Hamed Abdel-Samad ist ein aufmerksamer Beobachter der Entwicklung in Ägypten und Vermittler zwischen beiden Seiten des Mittelmeers. Als aktiver Unterstützer des Umbruchs in Ägypten reiste er während der Revolution in Ägypten Anfang Februar 2011 in seine Heimat und stellte sich auf die Seite der Protestierenden. Die Absetzung von Präsident Mursi durch das Militär 2013 befürwortete er deutlich. Die Aktion „sei eine Geiselbefreiungsaktion gewesen“, hingegen die vorherige Machtübernahme Mursis ein „Putsch“. Abdel-Samad kennt Europas Ängste genauso gut wie die ägyptischen Erwartungen.

Die Tunesierin Neila Akrimi leitet seit der tunesischen Revolution das International Development Center for the Innovative Local Governance (CILG), ein internationales Entwicklungszentrum für lokale Regierungsführung, das sich auf kommunale Regierungsführung im Nahen Osten und im Nordafrika spezialisiert hat. Ziel kommunaler Entwicklungsarbeit ist die Förderung dezentraler Strukturen – ein Novum nach Jahrzehnten der Diktatur. Der repressive Zentralismus hat vernachlässigte Regionen und entmündigte Bürger hinterlassen. Regionale und kommunale Strukturen aufzubauen ist daher eine Grundvoraussetzung für Demokratisierungsprozesse und Beteiligung. Was kann Tunesien dabei von der EU übernehmen und was nicht?

Europa kann und muss helfen. Denn instabil sind nicht nur die südlichen Mittelmeeranrainer

Die konkrete Zusammenarbeit Deutschlands mit Maghreb und Maschrek im Bereich kommunaler Strukturen kennt Meinolf Spiekermann von der GIZ, das den Demokratieprozess „von unten“ vor allem in Tunesien unterstützt. Seit 2001 hilft er BürgerInnen in Syrien, Tunesien und Marokko bei der Sanierung von Städten und bei der Emanzipation von zentralstaatlicher Bevormundung. Nach einer langen Geschichte des Zentralismus sieht er in der Neugestaltung des Verhältnisses von Zivilgesellschaft und Kommunalverwaltungen nichts weniger als einen „politischen Kulturwandel“ und sagt: „Die Leute in den Kommunalverwaltungen müssen nach der Revolution in Tunesien die Einwohner erstmals als Bürger sehen. Und die Menschen haben erstmals die Möglichkeit, sich als Bürger zu engagieren, Rechte wahrzunehmen, Politik mitzugestalten. Es geht um aktive Beteiligung und Verantwortung.“

Elisabeth Botsch von der Europäischen Akademie Berlin leitet das Projekt „Baladiya – neue Wege in der Stadtentwicklung“. Dazu lädt sie Stadtplaner und Verwalter aus Tunesien und Marokko zu einem mehrwöchigen Kompetenz-Seminar nach Berlin ein, wo sie untereinander und mit deutschen Stadtentwicklungsexperten diskutieren.

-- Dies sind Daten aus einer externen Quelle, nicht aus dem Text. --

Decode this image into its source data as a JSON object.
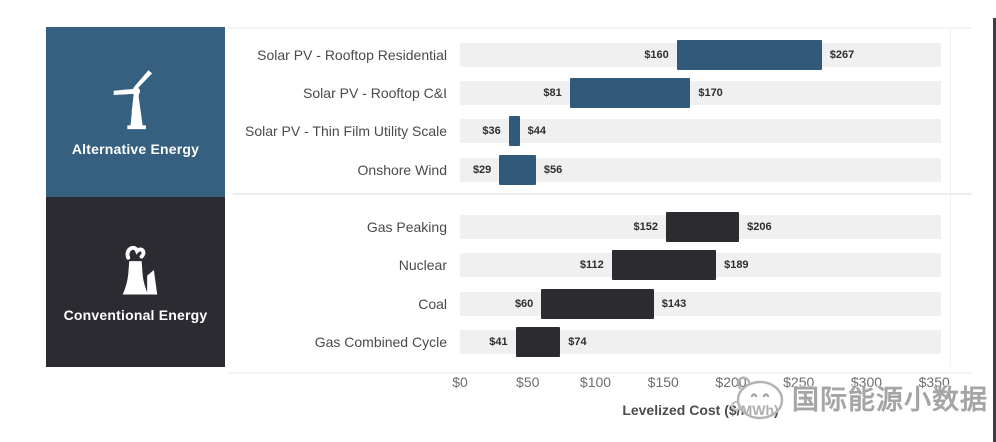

■ Seit heute ist das taz.lab-Programm im Netz zu finden: tazlab.de/programm. Es ist mit gegen 200 ReferentInnen und über 60 Veranstaltungen üppig geworden. Dazu gibt es ein Zusatzprogramm mit Filmen, Cryptoparty und Whiskyverkostung. Wer also noch kein Ticket hat, sollte sich spätestens jetzt eins kaufen (im taz-Café oder shop.taz.de).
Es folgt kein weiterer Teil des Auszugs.